В книге рассказывается история главного героя, который сталкивается с различными проблемами и препятствиями на протяжении всего своего путешествия. По пути он встречает множество второстепенных персонажей, которые играют важные роли в истории. Благодаря опыту главного героя книга исследует такие темы, как любовь, потеря, надежда и стойкость. По мере того, как главный герой преодолевает свои трудности, он усваивает ценные уроки жизни и растет как личность.
На страницах агитационной брошюры рассказывается о коварных планах германских фашистов поработить народы СССР и о зверствах, с которыми гитлеровцы осуществляют эти планы на временно оккупированных территориях Советского Союза.
«В Речи Посполитой» — третья книга из серии «Сказки доктора Левита». Как и две предыдущие — «Беспокойные герои» («Гешарим», 2004) и «От Андалусии до Нью-Йорка» («Ретро», 2007) — эта книга посвящена истории евреев. В центре внимания автора евреи Речи Посполитой — средневековой Польши. События еврейской истории рассматриваются и объясняются в контексте истории других народов и этнических групп этого региона: поляков, литовцев, украинцев, русских, татар, турок, шведов, казаков и других.
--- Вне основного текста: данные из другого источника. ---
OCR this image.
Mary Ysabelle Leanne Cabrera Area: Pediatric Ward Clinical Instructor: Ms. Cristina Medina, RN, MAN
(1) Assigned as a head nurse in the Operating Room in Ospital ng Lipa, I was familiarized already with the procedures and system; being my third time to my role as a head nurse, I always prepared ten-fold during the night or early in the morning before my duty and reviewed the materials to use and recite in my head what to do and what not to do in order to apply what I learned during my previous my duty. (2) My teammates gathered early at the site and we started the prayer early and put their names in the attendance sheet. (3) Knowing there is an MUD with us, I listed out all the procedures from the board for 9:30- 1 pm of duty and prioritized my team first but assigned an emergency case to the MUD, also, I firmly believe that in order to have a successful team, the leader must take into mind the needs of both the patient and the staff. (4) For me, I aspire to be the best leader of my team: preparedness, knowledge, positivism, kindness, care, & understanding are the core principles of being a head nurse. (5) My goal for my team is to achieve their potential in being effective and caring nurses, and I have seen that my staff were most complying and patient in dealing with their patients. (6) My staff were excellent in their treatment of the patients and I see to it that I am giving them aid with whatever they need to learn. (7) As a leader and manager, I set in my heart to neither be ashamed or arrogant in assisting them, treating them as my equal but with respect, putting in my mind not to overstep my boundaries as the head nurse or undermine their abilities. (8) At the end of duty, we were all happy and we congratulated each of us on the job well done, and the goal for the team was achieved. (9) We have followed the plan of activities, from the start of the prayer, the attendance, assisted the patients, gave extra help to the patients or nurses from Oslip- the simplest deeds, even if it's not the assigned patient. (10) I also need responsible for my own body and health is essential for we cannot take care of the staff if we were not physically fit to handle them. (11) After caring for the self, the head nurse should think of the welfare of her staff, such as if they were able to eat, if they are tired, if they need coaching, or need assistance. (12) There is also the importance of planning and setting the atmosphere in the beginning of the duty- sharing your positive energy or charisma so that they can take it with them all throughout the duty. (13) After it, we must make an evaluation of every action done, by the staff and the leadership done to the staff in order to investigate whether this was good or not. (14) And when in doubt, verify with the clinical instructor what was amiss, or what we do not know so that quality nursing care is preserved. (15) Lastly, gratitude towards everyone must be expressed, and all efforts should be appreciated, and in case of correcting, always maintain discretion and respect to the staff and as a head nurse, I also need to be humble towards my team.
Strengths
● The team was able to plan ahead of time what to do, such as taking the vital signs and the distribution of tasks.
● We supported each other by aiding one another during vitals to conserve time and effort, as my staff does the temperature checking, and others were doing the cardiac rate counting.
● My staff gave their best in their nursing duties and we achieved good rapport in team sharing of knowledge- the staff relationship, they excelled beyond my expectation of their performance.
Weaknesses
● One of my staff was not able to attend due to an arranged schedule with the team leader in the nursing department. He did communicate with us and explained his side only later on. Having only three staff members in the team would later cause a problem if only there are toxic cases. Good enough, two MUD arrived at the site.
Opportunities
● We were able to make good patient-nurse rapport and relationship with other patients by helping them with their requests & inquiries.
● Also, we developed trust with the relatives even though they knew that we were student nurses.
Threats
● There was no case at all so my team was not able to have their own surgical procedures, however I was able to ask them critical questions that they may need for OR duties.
В книге рассказывается история главного героя, который сталкивается с различными проблемами и препятствиями на протяжении всего своего путешествия. По пути он встречает множество второстепенных персонажей, которые играют важные роли в истории. Благодаря опыту главного героя книга исследует такие темы, как любовь, потеря, надежда и стойкость. По мере того, как главный герой преодолевает свои трудности, он усваивает ценные уроки жизни и растет как личность.
В интересной книге М. Брикнера собраны краткие сведения об умирающем и воскресающем спасителе в восточных религиях (Вавилон, Финикия, М. Азия, Греция, Египет, Персия). Брикнер выясняет отношение восточных религий к христианству, проводит аналогии между древними религиями и христианством. Из данных взятых им из истории религий, Брикнер делает соответствующие выводы, что понятие умирающего и воскресающего мессии существовало в восточных религиях задолго до возникновения христианства.